The Pilot System Conservation Project in which GRIC and the Tohono O’odham Nation (TON) and others have been participating in 2015/2016 seems to have been modeled on a proposal called “Conservation Before Shortage” (CBS) which was described as a market-based mechanism. Peter Culp, who has various relationships with WFF, was involved, along with other Walton-funded NGOs, in developing the proposal. CBS was incorporated as an alternative in the Environmental Impact Statement for the 2007 Shortage Guidelines for the Colorado River lower basin states, although not ultimately adopted (it did strongly influence the development of ICMA in the Minute 319 agreement with Mexico, however).

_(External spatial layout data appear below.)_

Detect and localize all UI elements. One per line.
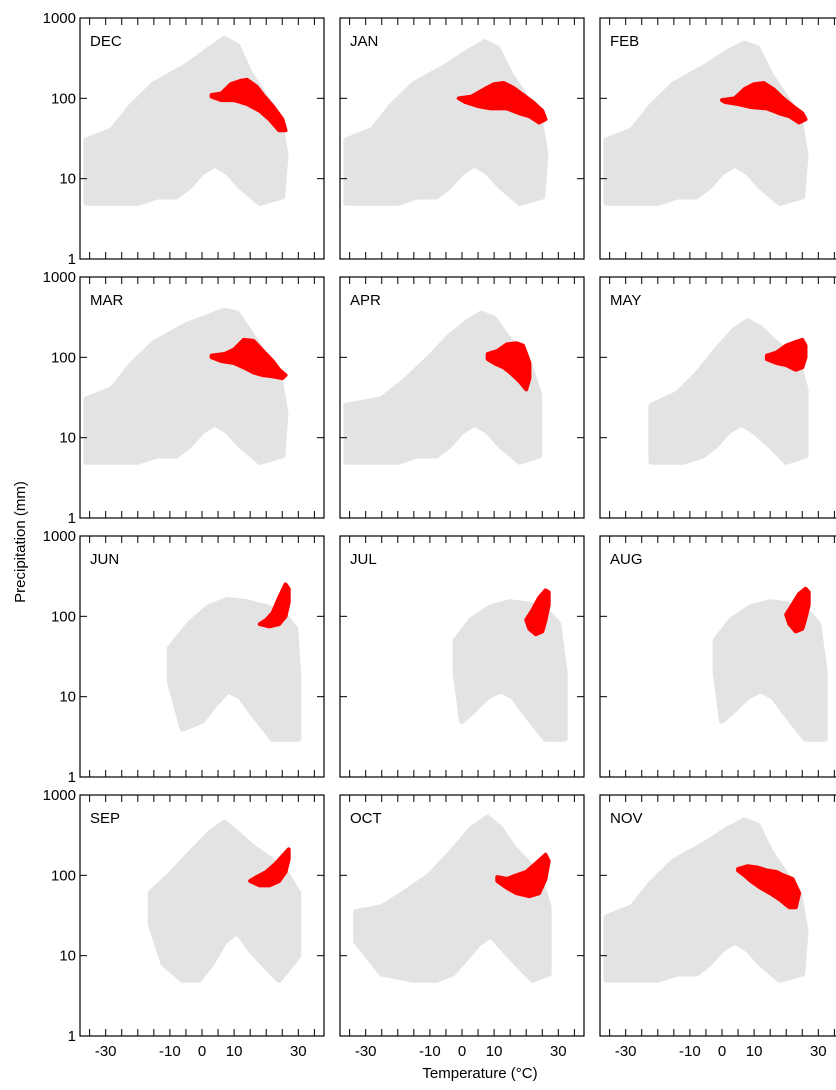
highlight-cluster: [248, 847, 291, 888]
background-cloud: [147, 819, 302, 983]
panel-dec: DEC 1 10 100 1000: [43, 10, 325, 268]
panel-label: JUL: [350, 551, 377, 568]
highlight-cluster: [784, 586, 811, 634]
panel-label: NOV: [610, 810, 643, 827]
x-tick-label: 30: [810, 1043, 827, 1060]
y-tick-label: 1000: [43, 528, 76, 545]
highlight-cluster: [524, 588, 551, 637]
panel-aug: AUG: [599, 535, 836, 778]
panel-label: JUN: [90, 551, 119, 568]
x-tick-label: 30: [550, 1043, 567, 1060]
highlight-cluster: [209, 337, 288, 381]
x-axis-label: Temperature (°C): [422, 1065, 537, 1082]
panel-apr: APR: [339, 276, 585, 519]
y-tick-label: 1: [68, 251, 76, 268]
y-tick-label: 10: [59, 948, 76, 965]
highlight-cluster: [209, 77, 288, 133]
y-tick-label: 100: [51, 349, 76, 366]
x-tick-label: 0: [458, 1043, 466, 1060]
panel-jan: JAN: [339, 17, 585, 260]
x-tick-label: -30: [355, 1043, 377, 1060]
x-tick-label: 0: [718, 1043, 726, 1060]
x-tick-label: 30: [290, 1043, 307, 1060]
panel-jul: JUL: [339, 535, 585, 778]
background-cloud: [166, 596, 302, 742]
background-cloud: [603, 817, 809, 983]
highlight-cluster: [257, 582, 291, 629]
y-tick-label: 1000: [43, 269, 76, 286]
y-tick-label: 1: [68, 769, 76, 786]
panel-label: FEB: [610, 33, 639, 50]
panel-label: MAY: [610, 292, 641, 309]
panel-label: APR: [350, 292, 381, 309]
y-tick-label: 100: [51, 867, 76, 884]
highlight-cluster: [456, 81, 548, 125]
y-tick-label: 100: [51, 90, 76, 107]
x-tick-label: 10: [746, 1043, 763, 1060]
panel-label: MAR: [90, 292, 124, 309]
x-tick-label: 0: [198, 1043, 206, 1060]
x-tick-label: -30: [615, 1043, 637, 1060]
panel-label: DEC: [90, 33, 122, 50]
x-tick-label: -10: [419, 1043, 441, 1060]
background-cloud: [452, 599, 568, 742]
highlight-cluster: [720, 81, 808, 125]
y-tick-label: 1000: [43, 10, 76, 27]
panel-jun: JUN 1 10 100 1000: [43, 528, 325, 786]
y-tick-label: 100: [51, 608, 76, 625]
y-tick-label: 1: [68, 1028, 76, 1045]
panel-nov: NOV -30 -10 0 10 30: [599, 794, 836, 1060]
background-cloud: [648, 318, 809, 465]
panel-may: MAY: [599, 276, 836, 519]
y-tick-label: 1000: [43, 787, 76, 804]
background-cloud: [603, 40, 809, 206]
panel-oct: OCT -30 -10 0 10 30: [339, 794, 585, 1060]
y-tick-label: 10: [59, 689, 76, 706]
x-tick-label: -10: [679, 1043, 701, 1060]
background-cloud: [343, 310, 543, 465]
background-cloud: [83, 35, 289, 206]
background-cloud: [83, 307, 289, 465]
highlight-cluster: [736, 864, 802, 910]
panel-mar: MAR 1 10 100 1000: [43, 269, 325, 527]
x-tick-label: 10: [226, 1043, 243, 1060]
panel-label: OCT: [350, 810, 382, 827]
y-axis-label: Precipitation (mm): [12, 481, 29, 603]
background-cloud: [712, 599, 828, 742]
panel-label: AUG: [610, 551, 643, 568]
y-tick-label: 10: [59, 430, 76, 447]
x-tick-label: -30: [95, 1043, 117, 1060]
highlight-cluster: [495, 852, 551, 899]
x-tick-label: -10: [159, 1043, 181, 1060]
y-tick-label: 10: [59, 171, 76, 188]
y-tick-label: 1: [68, 510, 76, 527]
panel-label: SEP: [90, 810, 120, 827]
panel-feb: FEB: [599, 17, 836, 260]
background-cloud: [343, 39, 549, 206]
x-tick-label: 10: [486, 1043, 503, 1060]
panel-sep: SEP 1 10 100 1000 -30 -10 0 10 30: [43, 787, 325, 1060]
background-cloud: [353, 814, 552, 983]
highlight-cluster: [485, 341, 532, 392]
panel-label: JAN: [350, 33, 378, 50]
highlight-cluster: [764, 337, 808, 372]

A Wilson Center report credited Culp and Jennifer Pitt, who had been the Colorado River Project Director of the EDF (now she has a similar position in the National Audubon Society), as pioneers of the CBS proposal. A footnote in the report pointed out a relationship between the CBS proposal and the Pilot System Conservation Project noting the shared principles of the two. On his law firm’s website, Culp takes credit for both CBS and the pilot program, as well as related projects.

Pitt and Tom Graff of the EDF wrote about CBS in 2008:

Such a use of the market would leave high-value and uninterruptible water supplies untouched while providing compensation to contractors willing to forbear use. In practice, this would replace conventional rights-based shortage allocation with market-based allocations and could protect municipal water users, those least able to absorb shortages.